In order to improve matches and eliminate false positive, we can run a nightly job on the Quartet-Master table where we create a unique id using the common function
hash(lower(name_1), lower(name_2), zip). This would reduce the chances of dirty data giving false positives. -
How/where would you store this match?
If a clinic gets matches, a flag is set on the NYC-Master table with a timestamp
matched_at. Since the rows are indexed on the flagactiveit will be easy for another source to pull the matched clinics from NYC-Master. -
Monitoring and alerting to let you know if the nightly update and match jobs fail
Using a
JobExecutionListenerSupportclass, upon completion of a job, a Javamail email is sent out to the required email address providing details of the successful/failed jobs. As of now, the application logs the success message. If a SMTP server is setup, the details can be added in application.properties and smtp.enabled can be switched to true. This is done independently for both match and update jobs.
What if instead of a nightly feed, data was streamed to you in real time?

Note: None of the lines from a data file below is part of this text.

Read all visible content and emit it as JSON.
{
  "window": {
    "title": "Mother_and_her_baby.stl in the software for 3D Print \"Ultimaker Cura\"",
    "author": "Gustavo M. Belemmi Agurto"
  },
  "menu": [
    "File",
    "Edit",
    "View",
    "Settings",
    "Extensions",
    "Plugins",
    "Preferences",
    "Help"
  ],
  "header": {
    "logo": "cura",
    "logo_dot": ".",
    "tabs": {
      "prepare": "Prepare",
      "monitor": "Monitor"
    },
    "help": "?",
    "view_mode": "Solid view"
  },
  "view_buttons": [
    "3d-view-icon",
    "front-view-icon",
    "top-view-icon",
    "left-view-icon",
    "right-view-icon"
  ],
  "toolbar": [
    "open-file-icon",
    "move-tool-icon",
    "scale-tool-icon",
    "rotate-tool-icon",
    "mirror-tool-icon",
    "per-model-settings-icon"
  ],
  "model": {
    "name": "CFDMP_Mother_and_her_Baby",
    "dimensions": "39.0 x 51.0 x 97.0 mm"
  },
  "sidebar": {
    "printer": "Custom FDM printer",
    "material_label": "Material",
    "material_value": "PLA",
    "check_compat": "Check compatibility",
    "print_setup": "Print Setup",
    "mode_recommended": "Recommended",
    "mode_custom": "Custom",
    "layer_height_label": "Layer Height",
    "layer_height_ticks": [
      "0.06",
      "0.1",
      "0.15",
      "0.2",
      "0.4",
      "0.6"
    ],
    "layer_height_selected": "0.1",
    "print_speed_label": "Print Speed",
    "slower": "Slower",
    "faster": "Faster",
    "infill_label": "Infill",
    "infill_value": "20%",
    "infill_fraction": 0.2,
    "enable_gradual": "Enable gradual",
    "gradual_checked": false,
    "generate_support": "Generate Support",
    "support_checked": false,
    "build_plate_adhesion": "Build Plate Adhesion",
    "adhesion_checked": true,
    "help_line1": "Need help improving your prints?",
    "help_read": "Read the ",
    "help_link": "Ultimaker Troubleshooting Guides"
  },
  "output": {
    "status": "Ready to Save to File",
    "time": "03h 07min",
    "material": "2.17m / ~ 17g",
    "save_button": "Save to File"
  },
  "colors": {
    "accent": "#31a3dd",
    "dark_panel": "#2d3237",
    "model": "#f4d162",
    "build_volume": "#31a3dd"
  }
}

Talk about how you may change your design to support such a need - diagrams help too!
As depected in the above diagram, when using a streaming architecture, we will use a queuing system such as Kafaka to separate producers and consumers. The Kafka stream will then be fed into a Storm Topology. Here, a set of bolts will be responsible for calculating the hash_id for the incoming clinic data. In the next set of bolts, for each tuple we will query the quartet data source and update the tuple as active or inactive. The Spout will then load the data to the master data store.